Researchers identify Key Behavioral Protein
(Ivanhoe Newswire) — Behavioral flexibility allows us to modify our behaviors to adjust to circumstances that are similar, but not identical, to previous experiences. Now, a protein necessary for individuals to maintain that flexibility has been identified.
The findings may offer new insights into addressing autism and schizophrenia, both of which are known for impaired behavioral inflexibility. Our behavioral flexibility allows us to make necessary changes and, then, successfully complete our task. It is driven, in part, by protein synthesis, which produces experience-dependent changes in neural function and behavior.

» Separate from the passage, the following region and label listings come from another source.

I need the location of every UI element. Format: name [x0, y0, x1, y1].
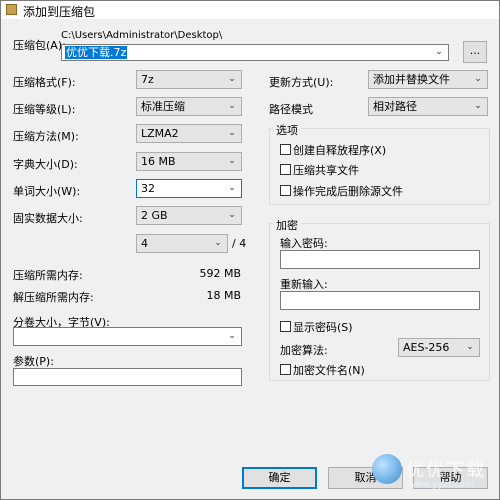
params-input[interactable]	[13, 368, 242, 386]
update-value: 添加并替换文件	[373, 73, 450, 86]
encrypt-names-checkbox[interactable]	[280, 364, 291, 375]
threads-value: 4	[141, 237, 148, 250]
ok-button[interactable]: 确定	[242, 467, 317, 489]
chevron-down-icon: ⌄	[228, 183, 236, 193]
delete-after-checkbox[interactable]	[280, 185, 291, 196]
dict-label: 字典大小(D):	[13, 158, 78, 171]
title-bar: 添加到压缩包	[1, 1, 499, 19]
browse-button[interactable]: ...	[463, 41, 487, 63]
level-select[interactable]: 标准压缩 ⌄	[136, 97, 242, 116]
chevron-down-icon: ⌄	[228, 156, 236, 166]
archive-label: 压缩包(A):	[13, 39, 66, 52]
solid-select[interactable]: 2 GB ⌄	[136, 206, 242, 225]
word-select[interactable]: 32 ⌄	[136, 179, 242, 198]
method-select[interactable]: LZMA2 ⌄	[136, 124, 242, 143]
encryption-title: 加密	[273, 217, 301, 233]
word-label: 单词大小(W):	[13, 185, 81, 198]
encrypt-names-label: 加密文件名(N)	[293, 364, 365, 377]
encryption-method-value: AES-256	[403, 341, 450, 354]
delete-after-label: 操作完成后删除源文件	[293, 185, 403, 198]
show-password-checkbox[interactable]	[280, 321, 291, 332]
show-password-label: 显示密码(S)	[293, 321, 353, 334]
format-label: 压缩格式(F):	[13, 76, 76, 89]
method-value: LZMA2	[141, 127, 179, 140]
chevron-down-icon: ⌄	[228, 210, 236, 220]
mem-decomp-value: 18 MB	[206, 289, 241, 302]
watermark-text: 优优下载	[406, 460, 486, 481]
chevron-down-icon: ⌄	[474, 74, 482, 84]
path-mode-value: 相对路径	[373, 100, 417, 113]
add-to-archive-dialog: 添加到压缩包 压缩包(A): C:\Users\Administrator\De…	[0, 0, 500, 500]
watermark-logo-icon	[372, 454, 402, 484]
chevron-down-icon: ⌄	[228, 101, 236, 111]
chevron-down-icon: ⌄	[228, 128, 236, 138]
chevron-down-icon: ⌄	[228, 74, 236, 84]
archive-filename-text: 优优下载.7z	[65, 46, 128, 59]
archive-filename-input[interactable]: 优优下载.7z ⌄	[61, 44, 449, 61]
chevron-down-icon: ⌄	[466, 342, 474, 352]
level-value: 标准压缩	[141, 100, 185, 113]
threads-max: / 4	[232, 237, 247, 250]
split-select[interactable]: ⌄	[13, 327, 242, 346]
chevron-down-icon: ⌄	[214, 238, 222, 248]
chevron-down-icon[interactable]: ⌄	[433, 46, 445, 59]
level-label: 压缩等级(L):	[13, 103, 76, 116]
options-title: 选项	[273, 122, 301, 138]
threads-select[interactable]: 4 ⌄	[136, 234, 228, 253]
sfx-checkbox[interactable]	[280, 144, 291, 155]
reenter-password-input[interactable]	[280, 291, 480, 310]
password-input[interactable]	[280, 250, 480, 269]
shared-files-checkbox[interactable]	[280, 164, 291, 175]
path-mode-label: 路径模式	[269, 103, 313, 116]
dict-value: 16 MB	[141, 155, 176, 168]
archive-app-icon	[6, 4, 17, 15]
update-label: 更新方式(U):	[269, 76, 334, 89]
window-title: 添加到压缩包	[23, 5, 96, 19]
reenter-label: 重新输入:	[280, 278, 328, 291]
chevron-down-icon: ⌄	[228, 331, 236, 341]
format-value: 7z	[141, 73, 154, 86]
word-value: 32	[141, 182, 155, 195]
watermark-url: www.yyxt.com	[408, 480, 474, 490]
password-label: 输入密码:	[280, 237, 328, 250]
sfx-label: 创建自释放程序(X)	[293, 144, 387, 157]
watermark: 优优下载 www.yyxt.com	[372, 452, 500, 500]
encryption-method-label: 加密算法:	[280, 344, 328, 357]
mem-comp-label: 压缩所需内存:	[13, 269, 83, 282]
method-label: 压缩方法(M):	[13, 130, 79, 143]
params-label: 参数(P):	[13, 355, 54, 368]
archive-path: C:\Users\Administrator\Desktop\	[61, 30, 223, 41]
format-select[interactable]: 7z ⌄	[136, 70, 242, 89]
chevron-down-icon: ⌄	[474, 101, 482, 111]
dict-select[interactable]: 16 MB ⌄	[136, 152, 242, 171]
solid-label: 固实数据大小:	[13, 212, 83, 225]
update-select[interactable]: 添加并替换文件 ⌄	[368, 70, 488, 89]
mem-comp-value: 592 MB	[199, 267, 241, 280]
solid-value: 2 GB	[141, 209, 168, 222]
path-mode-select[interactable]: 相对路径 ⌄	[368, 97, 488, 116]
mem-decomp-label: 解压缩所需内存:	[13, 291, 94, 304]
encryption-method-select[interactable]: AES-256 ⌄	[398, 338, 480, 357]
shared-files-label: 压缩共享文件	[293, 164, 359, 177]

Stored memories from previous experiences allow us to repeat certain tasks, such as driving to a particular location such as work everyday. However, sometimes circumstances change; one road on the route is temporarily closed, and we need to make adjustments to reach our destination. This is when behavioral flexibility occurs.
However, this process is impaired for many, preventing an adjustment in behavior when faced with different circumstances. In the Cell Reports study, the researchers sought to understand how protein synthesis is regulated during behavioral flexibility.

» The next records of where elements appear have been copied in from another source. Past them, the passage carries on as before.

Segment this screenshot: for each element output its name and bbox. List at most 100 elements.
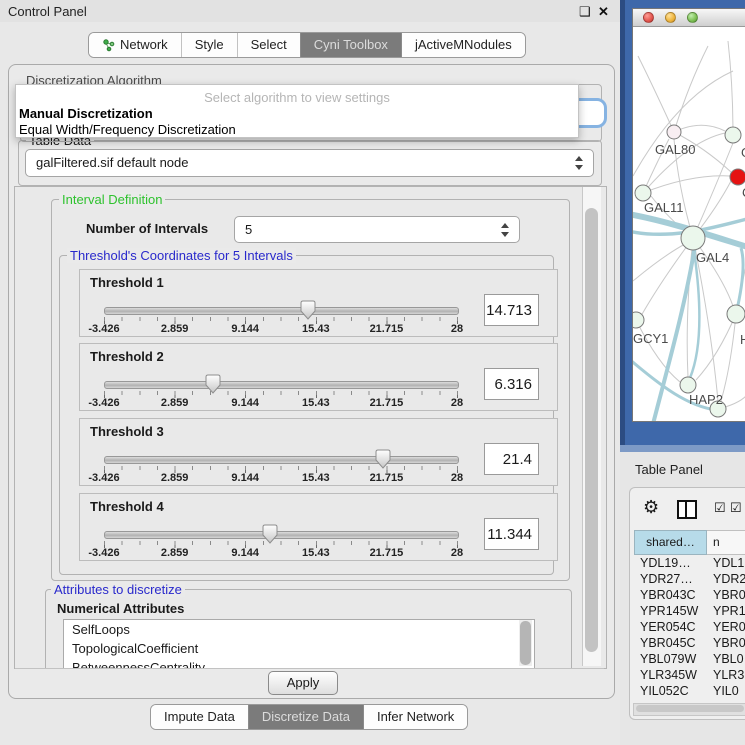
table-row[interactable]: YLR345WYLR3 [634, 667, 745, 683]
threshold-1-slider-thumb[interactable] [300, 300, 316, 320]
threshold-4-panel: Threshold 4 -3.426 2.859 9.144 15.43 21.… [79, 493, 558, 561]
scale-label: 9.144 [231, 323, 259, 335]
node-label-gal4: GAL4 [696, 250, 729, 265]
tab-label: Network [120, 33, 168, 57]
minimize-traffic-light-icon[interactable] [665, 12, 676, 23]
threshold-3-label: Threshold 3 [90, 424, 164, 439]
attributes-list-scrollbar[interactable] [519, 620, 532, 666]
tab-cyni-toolbox[interactable]: Cyni Toolbox [300, 33, 402, 57]
attributes-group-label: Attributes to discretize [51, 582, 185, 597]
threshold-3-panel: Threshold 3 -3.426 2.859 9.144 15.43 21.… [79, 418, 558, 486]
dropdown-prompt-option[interactable]: Select algorithm to view settings [16, 90, 578, 105]
threshold-1-slider-track[interactable] [104, 307, 459, 315]
dropdown-option-equal-width[interactable]: Equal Width/Frequency Discretization [19, 122, 236, 137]
table-row[interactable]: YDR27…YDR2 [634, 571, 745, 587]
tab-infer-network[interactable]: Infer Network [364, 705, 467, 729]
divider [15, 668, 604, 669]
node-gcy1[interactable] [633, 312, 644, 328]
network-canvas[interactable]: GAL80 G C GAL11 GAL4 GCY1 H HAP2 [633, 26, 745, 421]
node-gal11[interactable] [635, 185, 651, 201]
dropdown-option-manual-discretization[interactable]: Manual Discretization [19, 106, 153, 121]
node-gal80[interactable] [667, 125, 681, 139]
threshold-2-value-field[interactable]: 6.316 [484, 368, 539, 400]
list-item-topologicalcoefficient[interactable]: TopologicalCoefficient [64, 639, 534, 658]
bottom-mode-tabs: Impute Data Discretize Data Infer Networ… [150, 704, 468, 730]
table-row[interactable]: YBL079WYBL0 [634, 651, 745, 667]
number-of-intervals-spinner[interactable]: 5 [234, 216, 520, 243]
table-row[interactable]: YBR045CYBR0 [634, 635, 745, 651]
node-label-gal80: GAL80 [655, 142, 695, 157]
panel-title: Control Panel [8, 4, 87, 19]
tab-jactivemnodules[interactable]: jActiveMNodules [402, 33, 525, 57]
combo-stepper-icon [575, 156, 584, 170]
apply-button[interactable]: Apply [268, 671, 338, 695]
table-panel-title: Table Panel [635, 462, 703, 477]
numerical-attributes-label: Numerical Attributes [57, 601, 184, 616]
table-row[interactable]: YDL19…YDL1 [634, 555, 745, 571]
checkbox-icon-b[interactable]: ☑ [730, 501, 742, 514]
interval-definition-label: Interval Definition [59, 192, 165, 207]
frame-edge [620, 0, 625, 452]
threshold-1-label: Threshold 1 [90, 275, 164, 290]
threshold-2-panel: Threshold 2 -3.426 2.859 9.144 15.43 21.… [79, 343, 558, 411]
node-label-gcy1: GCY1 [633, 331, 668, 346]
scrollbar-thumb[interactable] [585, 208, 598, 652]
spinner-stepper-icon [501, 223, 510, 237]
node-g[interactable] [725, 127, 741, 143]
node-gal4[interactable] [681, 226, 705, 250]
tab-style[interactable]: Style [181, 33, 237, 57]
network-window-titlebar [633, 9, 745, 27]
column-header-shared[interactable]: shared… [634, 530, 707, 555]
threshold-1-value-field[interactable]: 14.713 [484, 294, 539, 326]
threshold-4-label: Threshold 4 [90, 499, 164, 514]
intervals-count-value: 5 [245, 222, 252, 237]
column-layout-icon[interactable] [677, 500, 697, 519]
tab-select[interactable]: Select [237, 33, 300, 57]
scale-label: -3.426 [88, 323, 119, 335]
gear-icon[interactable]: ⚙ [643, 498, 659, 516]
list-item-selfloops[interactable]: SelfLoops [64, 620, 534, 639]
threshold-3-slider-track[interactable] [104, 456, 459, 464]
close-traffic-light-icon[interactable] [643, 12, 654, 23]
table-row[interactable]: YPR145WYPR1 [634, 603, 745, 619]
threshold-4-slider-thumb[interactable] [262, 524, 278, 544]
threshold-4-slider-track[interactable] [104, 531, 459, 539]
table-row[interactable]: YIL052CYIL0 [634, 683, 745, 699]
node-red-selected[interactable] [730, 169, 745, 185]
close-icon[interactable]: ✕ [598, 5, 609, 18]
table-data-combobox[interactable]: galFiltered.sif default node [25, 149, 594, 177]
tab-discretize-data[interactable]: Discretize Data [248, 705, 364, 729]
threshold-2-label: Threshold 2 [90, 349, 164, 364]
table-rows: YDL19…YDL1 YDR27…YDR2 YBR043CYBR0 YPR145… [634, 555, 745, 701]
node-hap2[interactable] [680, 377, 696, 393]
tab-network[interactable]: Network [89, 33, 181, 57]
column-header-name[interactable]: n [707, 530, 745, 555]
float-window-icon[interactable]: ❑ [579, 5, 591, 18]
table-panel-box: ⚙ ☑ ☑ shared… n YDL19…YDL1 YDR27…YDR2 YB… [629, 487, 745, 720]
table-horizontal-scrollbar[interactable] [633, 703, 745, 716]
node-h[interactable] [727, 305, 745, 323]
threshold-4-value-field[interactable]: 11.344 [484, 518, 539, 550]
scale-label: 28 [451, 323, 463, 335]
threshold-2-slider-track[interactable] [104, 381, 459, 389]
scale-label: 15.43 [302, 323, 330, 335]
table-row[interactable]: YER054CYER0 [634, 619, 745, 635]
threshold-3-slider-thumb[interactable] [375, 449, 391, 469]
tab-impute-data[interactable]: Impute Data [151, 705, 248, 729]
network-window: GAL80 G C GAL11 GAL4 GCY1 H HAP2 [632, 8, 745, 422]
control-panel-tabs: Network Style Select Cyni Toolbox jActiv… [88, 32, 526, 58]
scale-label: 21.715 [370, 323, 404, 335]
thresholds-group-label: Threshold's Coordinates for 5 Intervals [67, 248, 296, 263]
checkbox-icon-a[interactable]: ☑ [714, 501, 726, 514]
table-row[interactable]: YBR043CYBR0 [634, 587, 745, 603]
node-label-gal11: GAL11 [644, 200, 684, 215]
node-label-h: H [740, 332, 745, 347]
scale-label: 2.859 [161, 323, 189, 335]
settings-vertical-scrollbar[interactable] [582, 187, 601, 666]
threshold-2-slider-thumb[interactable] [205, 374, 221, 394]
frame-edge-bottom [620, 445, 745, 452]
number-of-intervals-label: Number of Intervals [86, 221, 208, 236]
threshold-1-panel: Threshold 1 -3.426 2.859 9.144 15.43 21.… [79, 269, 558, 337]
zoom-traffic-light-icon[interactable] [687, 12, 698, 23]
threshold-3-value-field[interactable]: 21.4 [484, 443, 539, 475]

To do so, they focused on the kinase PERK, an enzyme that regulates protein synthesis. PERK is known to modify eIF2alpha, a factor that is required for proper protein synthesis. Their experiments involved comparing normal lab mice, which possessed the enzyme, with those that lacked it.
The mice were asked to navigate a water maze, which involved elevating themselves onto a platform in order to get out of the water. Both the normal mice and those lacking PERK learned to complete this task.
However, in the second stage of the study, the mice’s behavioral flexibility was tested by moving the maze’s platform to a different location, requiring them to respond to change in the terrain. The normal mice successfully located the platform, whereas those lacking PERK were unable to locate the platform or took significantly longer to do so.
A second experiment was conducted which showed the same results. The researchers sought additional support for their conclusion that the absence of PERK may contribute to impaired behavioral flexibility in human neurological disorders. To do so, they conducted postmortem analyses of human frontal cortex samples from patients afflicted with schizophrenia, who often exhibit behavioral inflexibility, and unaffected individuals. The samples from the control group showed normal levels of PERK while those from the schizophrenic patients had significantly reduced levels of the protein.
“A rapidly expanding list of neurological disorders and neurodegenerative diseases, including Alzheimer’s disease, Parkinson’s disease, and Fragile X syndrome, have already been linked to aberrant protein synthesis,” Eric Klann, a professor in NYU’s Center for Neural Science and one of the study’s co-authors, was quoted saying. “Our results show the significance of PERK in maintaining behavioral flexibility and how its absence might be associated with schizophrenia. Further studies clarifying the specific role of PERK-regulated protein synthesis in the brain may provide new avenues to tackle such widespread and often debilitating neurological disorders.”